“They’ve found us,” the old man muttered.
“Who?”
“Who knows?” was his strange answer. “No good ever comes from spying.”
CHAPTER XIX
COASTING UP HILL
At very nearly that same hour a blue and gray airplane rose from the frozen sea near Anchorage. Its passengers were only two, a dark-eyed, animated girl, and a stolid little Eskimo man. At the controls was Speed Samson. You will not need a second guess as to who the passengers were, nor the nature of the cargo they carried. Little Miss Santa Claus, who in real life was Mary Hughes, had her pack securely stowed away in the baggage compartment of the plane. She was on her way.

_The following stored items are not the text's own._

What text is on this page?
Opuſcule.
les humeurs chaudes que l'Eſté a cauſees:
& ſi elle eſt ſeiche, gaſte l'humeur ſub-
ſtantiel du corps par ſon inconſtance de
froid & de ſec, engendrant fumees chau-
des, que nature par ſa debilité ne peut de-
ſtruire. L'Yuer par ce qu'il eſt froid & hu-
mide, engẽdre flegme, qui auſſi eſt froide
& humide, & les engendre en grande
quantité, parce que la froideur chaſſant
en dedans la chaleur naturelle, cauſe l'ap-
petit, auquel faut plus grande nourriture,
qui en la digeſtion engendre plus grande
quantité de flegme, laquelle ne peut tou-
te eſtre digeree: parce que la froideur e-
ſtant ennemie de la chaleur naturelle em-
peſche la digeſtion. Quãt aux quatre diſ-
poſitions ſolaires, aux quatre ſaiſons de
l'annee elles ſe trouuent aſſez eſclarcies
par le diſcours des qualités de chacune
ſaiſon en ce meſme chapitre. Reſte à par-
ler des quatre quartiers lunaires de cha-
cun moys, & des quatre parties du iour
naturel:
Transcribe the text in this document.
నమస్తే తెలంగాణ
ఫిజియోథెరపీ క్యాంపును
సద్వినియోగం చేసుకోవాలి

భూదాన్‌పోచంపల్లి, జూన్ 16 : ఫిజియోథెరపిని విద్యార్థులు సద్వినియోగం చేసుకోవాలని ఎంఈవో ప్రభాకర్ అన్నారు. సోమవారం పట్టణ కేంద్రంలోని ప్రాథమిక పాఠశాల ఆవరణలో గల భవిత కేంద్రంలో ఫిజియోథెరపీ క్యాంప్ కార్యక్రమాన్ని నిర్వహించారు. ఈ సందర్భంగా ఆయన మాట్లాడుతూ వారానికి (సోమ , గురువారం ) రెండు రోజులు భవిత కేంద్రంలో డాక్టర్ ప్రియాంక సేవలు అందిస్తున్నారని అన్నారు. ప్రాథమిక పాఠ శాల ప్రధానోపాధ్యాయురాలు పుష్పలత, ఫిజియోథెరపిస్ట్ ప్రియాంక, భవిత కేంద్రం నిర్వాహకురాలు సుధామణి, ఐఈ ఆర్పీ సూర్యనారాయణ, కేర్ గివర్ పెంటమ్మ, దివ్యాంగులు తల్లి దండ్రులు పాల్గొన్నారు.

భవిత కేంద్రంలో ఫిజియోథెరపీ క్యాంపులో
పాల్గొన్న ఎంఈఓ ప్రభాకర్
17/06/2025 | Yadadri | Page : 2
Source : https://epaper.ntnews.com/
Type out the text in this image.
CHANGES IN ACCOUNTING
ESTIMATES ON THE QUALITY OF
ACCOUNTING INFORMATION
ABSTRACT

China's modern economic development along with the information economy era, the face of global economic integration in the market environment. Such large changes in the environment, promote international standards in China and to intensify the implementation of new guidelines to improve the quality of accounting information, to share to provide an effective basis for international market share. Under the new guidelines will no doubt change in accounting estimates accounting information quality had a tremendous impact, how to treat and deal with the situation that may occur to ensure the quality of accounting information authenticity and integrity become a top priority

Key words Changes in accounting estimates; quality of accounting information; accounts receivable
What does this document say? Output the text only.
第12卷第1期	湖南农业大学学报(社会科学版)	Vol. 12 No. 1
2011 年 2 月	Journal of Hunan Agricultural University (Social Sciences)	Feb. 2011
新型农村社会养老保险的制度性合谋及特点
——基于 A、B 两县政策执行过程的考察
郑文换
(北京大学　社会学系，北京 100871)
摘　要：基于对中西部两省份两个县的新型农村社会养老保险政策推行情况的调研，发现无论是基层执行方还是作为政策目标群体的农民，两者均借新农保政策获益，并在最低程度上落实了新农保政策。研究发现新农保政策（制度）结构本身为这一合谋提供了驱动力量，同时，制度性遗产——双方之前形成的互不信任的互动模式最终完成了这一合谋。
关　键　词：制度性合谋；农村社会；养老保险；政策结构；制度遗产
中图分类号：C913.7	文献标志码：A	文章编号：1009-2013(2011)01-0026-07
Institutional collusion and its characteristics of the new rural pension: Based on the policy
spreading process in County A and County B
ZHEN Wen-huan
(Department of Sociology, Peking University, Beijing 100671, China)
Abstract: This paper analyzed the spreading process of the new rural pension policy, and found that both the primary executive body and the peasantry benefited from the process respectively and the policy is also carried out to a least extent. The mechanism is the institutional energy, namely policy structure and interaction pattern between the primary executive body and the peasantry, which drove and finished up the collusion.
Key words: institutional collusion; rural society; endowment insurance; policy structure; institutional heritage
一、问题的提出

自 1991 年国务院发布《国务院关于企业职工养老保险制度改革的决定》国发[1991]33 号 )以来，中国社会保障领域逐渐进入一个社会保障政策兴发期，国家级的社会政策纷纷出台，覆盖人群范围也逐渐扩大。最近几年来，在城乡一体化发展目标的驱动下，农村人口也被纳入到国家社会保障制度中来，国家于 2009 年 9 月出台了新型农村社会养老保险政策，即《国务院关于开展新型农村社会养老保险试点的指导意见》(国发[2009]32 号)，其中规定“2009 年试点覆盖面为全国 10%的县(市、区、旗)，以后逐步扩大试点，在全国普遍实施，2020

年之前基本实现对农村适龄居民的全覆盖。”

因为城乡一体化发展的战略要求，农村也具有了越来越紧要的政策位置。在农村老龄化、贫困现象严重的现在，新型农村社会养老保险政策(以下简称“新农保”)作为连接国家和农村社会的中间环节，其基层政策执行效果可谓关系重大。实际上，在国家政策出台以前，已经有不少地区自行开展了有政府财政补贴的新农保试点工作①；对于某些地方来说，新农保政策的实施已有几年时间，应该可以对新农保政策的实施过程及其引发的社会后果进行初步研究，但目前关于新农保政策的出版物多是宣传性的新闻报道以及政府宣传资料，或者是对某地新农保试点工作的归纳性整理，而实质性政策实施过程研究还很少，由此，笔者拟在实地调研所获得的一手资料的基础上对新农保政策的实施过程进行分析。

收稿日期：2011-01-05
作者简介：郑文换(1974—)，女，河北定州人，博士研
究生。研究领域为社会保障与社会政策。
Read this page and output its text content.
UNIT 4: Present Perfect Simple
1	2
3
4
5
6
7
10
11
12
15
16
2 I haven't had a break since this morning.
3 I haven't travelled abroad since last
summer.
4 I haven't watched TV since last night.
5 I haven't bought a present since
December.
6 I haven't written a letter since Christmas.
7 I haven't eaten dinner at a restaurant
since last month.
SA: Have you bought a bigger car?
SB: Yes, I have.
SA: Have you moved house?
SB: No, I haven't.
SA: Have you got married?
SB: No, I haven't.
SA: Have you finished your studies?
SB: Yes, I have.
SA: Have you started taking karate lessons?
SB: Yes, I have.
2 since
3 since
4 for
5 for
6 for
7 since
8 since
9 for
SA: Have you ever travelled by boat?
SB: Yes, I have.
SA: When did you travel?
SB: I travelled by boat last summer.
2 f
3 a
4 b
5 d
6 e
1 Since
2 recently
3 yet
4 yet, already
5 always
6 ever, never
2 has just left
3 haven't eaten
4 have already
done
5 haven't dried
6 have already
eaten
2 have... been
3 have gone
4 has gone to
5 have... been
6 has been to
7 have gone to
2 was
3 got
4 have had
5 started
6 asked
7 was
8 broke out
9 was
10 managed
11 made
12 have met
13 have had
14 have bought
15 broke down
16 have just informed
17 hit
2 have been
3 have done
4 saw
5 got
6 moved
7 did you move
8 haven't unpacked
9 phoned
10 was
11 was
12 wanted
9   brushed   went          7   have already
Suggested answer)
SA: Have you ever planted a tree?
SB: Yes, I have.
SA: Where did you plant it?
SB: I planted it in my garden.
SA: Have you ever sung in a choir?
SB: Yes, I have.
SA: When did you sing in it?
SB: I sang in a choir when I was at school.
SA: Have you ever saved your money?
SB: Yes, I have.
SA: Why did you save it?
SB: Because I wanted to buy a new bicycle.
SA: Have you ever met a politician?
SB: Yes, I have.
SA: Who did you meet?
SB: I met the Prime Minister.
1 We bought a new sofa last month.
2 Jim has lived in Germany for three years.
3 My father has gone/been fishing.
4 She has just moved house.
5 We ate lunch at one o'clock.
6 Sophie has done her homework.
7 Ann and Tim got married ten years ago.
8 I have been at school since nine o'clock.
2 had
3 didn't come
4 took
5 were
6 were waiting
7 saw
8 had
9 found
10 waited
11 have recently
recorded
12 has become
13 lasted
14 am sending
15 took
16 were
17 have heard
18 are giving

Two hours later she found herself drawing her mackinaw closely about her. It was cold in the small cabin of their airplane, stinging cold. How high were they in air? She did not know. How far north were they? She did not know. She was not thinking of that so much, but of the whole strange adventure.
It had taken courage to say “yes” at last. The postmaster in Anchorage had listened to their story with interest, but he hesitated to give his consent to their airplane delivery of the packages of Christmas presents to Cape Prince of Wales. “It is quite irregular,” he had said, “and you might never get there. It’s a great white world you are going into. There are few landing fields.”
“That is true,” Speed had agreed. “However, I’ve never yet taken off for any destination and failed to arrive.”
“And besides,” Mary had put in, “if we don’t take their presents, they won’t arrive until Fourth of July, when the boats come. And what’s the good of Christmas presents on the Fourth of July?”
“What indeed?” the gray-haired postmaster had smiled. Finally he surrendered and gave his consent.